Être de reste, subsister. Voilà ce qui reste du dîner. C'est là tout ce qui reste de sa fortune. C'est tout ce qui me reste. Voilà vingt francs qui restent de votre argent. Il est resté seul de son nom, de sa famille, de son parti. Il s'emploie aussi impersonnellement. Il lui reste encore à payer trois mille francs de l'année dernière. Il ne resta de tout le bataillon que trente hommes. Il ne lui reste que l'espérance. Il me reste à vous dire que... Que me reste-t-il à faire? Il reste encore à prouver que... Dans cet emploi impersonnel de Rester, on supprime souvent le pronom il. Reste à savoir. Reste à examiner tel article. Il s'emploie spécialement en termes d'Arithmétique. Quatre ôté de sept, il reste trois, reste trois.

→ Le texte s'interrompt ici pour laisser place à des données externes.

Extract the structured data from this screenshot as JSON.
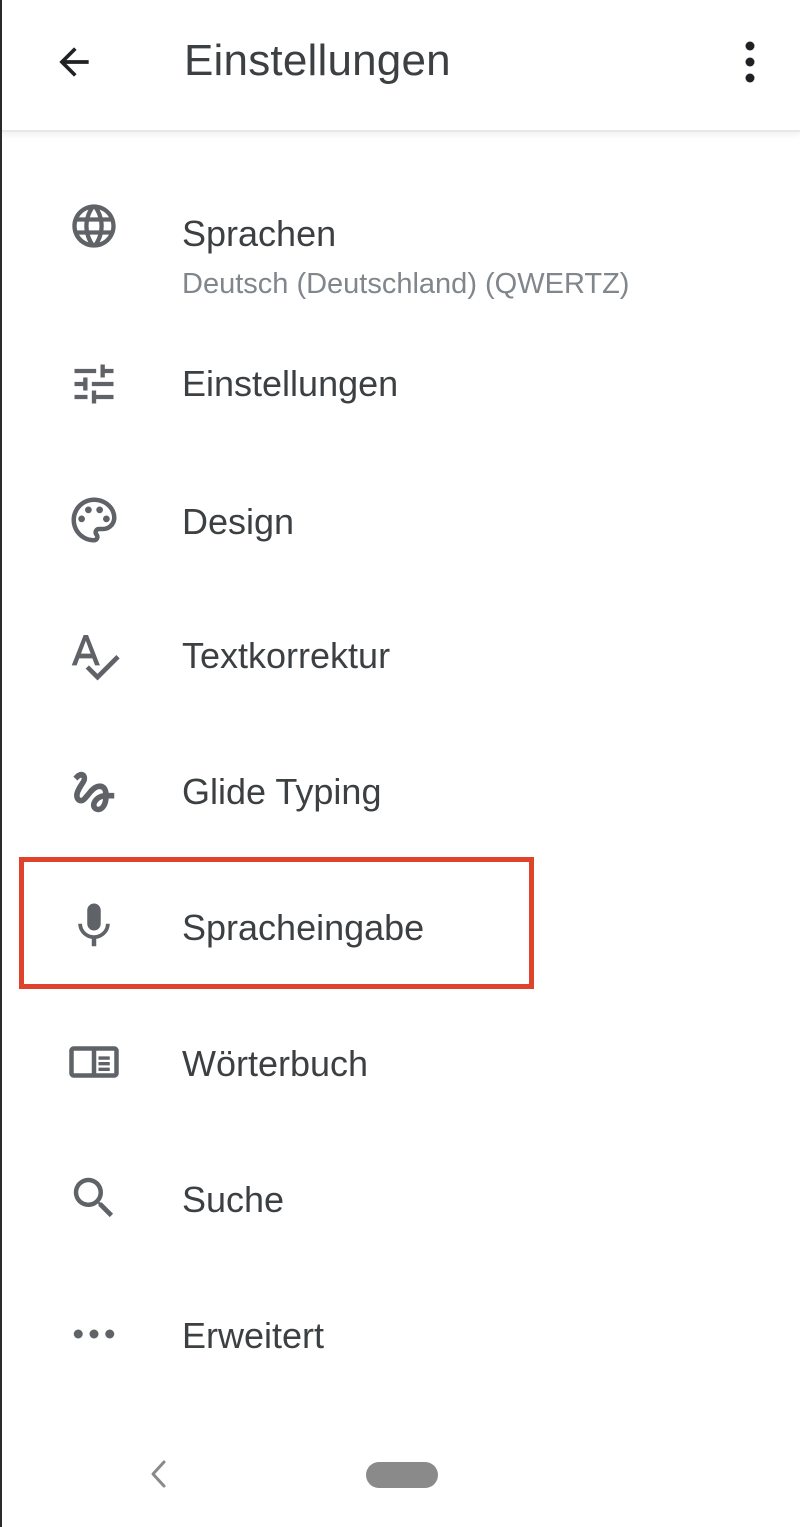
{
  "app_bar": {
    "title": "Einstellungen",
    "back_icon": "arrow-back-icon",
    "overflow_icon": "more-vert-icon"
  },
  "menu": {
    "items": [
      {
        "label": "Sprachen",
        "subtitle": "Deutsch (Deutschland) (QWERTZ)",
        "icon": "globe-icon"
      },
      {
        "label": "Einstellungen",
        "icon": "tune-icon"
      },
      {
        "label": "Design",
        "icon": "palette-icon"
      },
      {
        "label": "Textkorrektur",
        "icon": "spellcheck-icon"
      },
      {
        "label": "Glide Typing",
        "icon": "gesture-icon"
      },
      {
        "label": "Spracheingabe",
        "icon": "microphone-icon"
      },
      {
        "label": "Wörterbuch",
        "icon": "dictionary-icon"
      },
      {
        "label": "Suche",
        "icon": "search-icon"
      },
      {
        "label": "Erweitert",
        "icon": "more-horiz-icon"
      }
    ]
  },
  "annotation": {
    "highlighted_item": "Spracheingabe",
    "color": "#e0432c"
  },
  "colors": {
    "icon": "#5f6368",
    "text": "#3c4043",
    "subtitle": "#80868b"
  },
  "nav_bar": {
    "back_icon": "nav-back-icon",
    "home_icon": "home-pill-icon"
  }
}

RESTER signifie aussi Demeurer sur place, dans le lieu où l'on est. La compagnie s'en alla, et je restai. Restez ici, je vous rejoindrai tout à l'heure. Il reste en place, malgré les brimades qu'on lui inflige. Cet homme ne peut rester nulle part, il voyage sans cesse. Son extrême lassitude l'a fait rester en chemin. On l'attendait à Paris, mais il est resté à Lyon. Je resterai auprès de vous. Impersonnellement, L'armée se mit en marche, et il resta deux bataillons pour garder le défilé. Il est resté sur la place et, absolument, Il est resté se dit d'un Homme qui a été tué dans un combat, sur le champ de bataille. Fig. et fam., Rester sur le carreau, Être tué sur place, être vaincu.

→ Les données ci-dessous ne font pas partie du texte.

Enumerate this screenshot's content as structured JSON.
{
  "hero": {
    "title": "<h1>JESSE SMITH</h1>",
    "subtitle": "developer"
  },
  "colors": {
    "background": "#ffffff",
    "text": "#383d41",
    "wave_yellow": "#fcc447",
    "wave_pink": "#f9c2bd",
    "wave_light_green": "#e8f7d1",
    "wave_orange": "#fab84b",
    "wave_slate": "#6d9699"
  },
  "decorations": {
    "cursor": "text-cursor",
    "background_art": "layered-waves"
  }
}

RESTER signifie encore Demeurer dans la situation, dans l'état où l'on est. Il resta sans appui. Il voulait rester inconnu. Il est resté oisif tout ce temps-là. Quelques honneurs qu'il ait obtenus, il est resté le même. Restez tranquille. Rester court, Ne plus trouver ce qu'on a dire. Fig. et fam., Rester sur la bonne bouche, Cesser de manger ou de boire, après qu'on a mangé ou bu quelque chose qui flatte le goût. Il signifie, figurément, S'arrêter après quelque chose d'agréable, dans la crainte d'un changement fâcheux. Il a gagné mille francs au jeu et il s'est retiré, afin de rester sur la bonne bouche. Rester à quelqu'un se dit d'un Parent, d'un ami que l'on conserve. C'est le seul ami qui lui reste. En rester à, Se borner à. Quand il aura obtenu cet avancement, il n'en restera pas là, Il voudra avancer encore. Il signifie aussi S'arrêter J'en resterai là, j'en resterai à cela pour aujourd'hui. Restons-en là. Reprenons ce discours où nous en étions restés.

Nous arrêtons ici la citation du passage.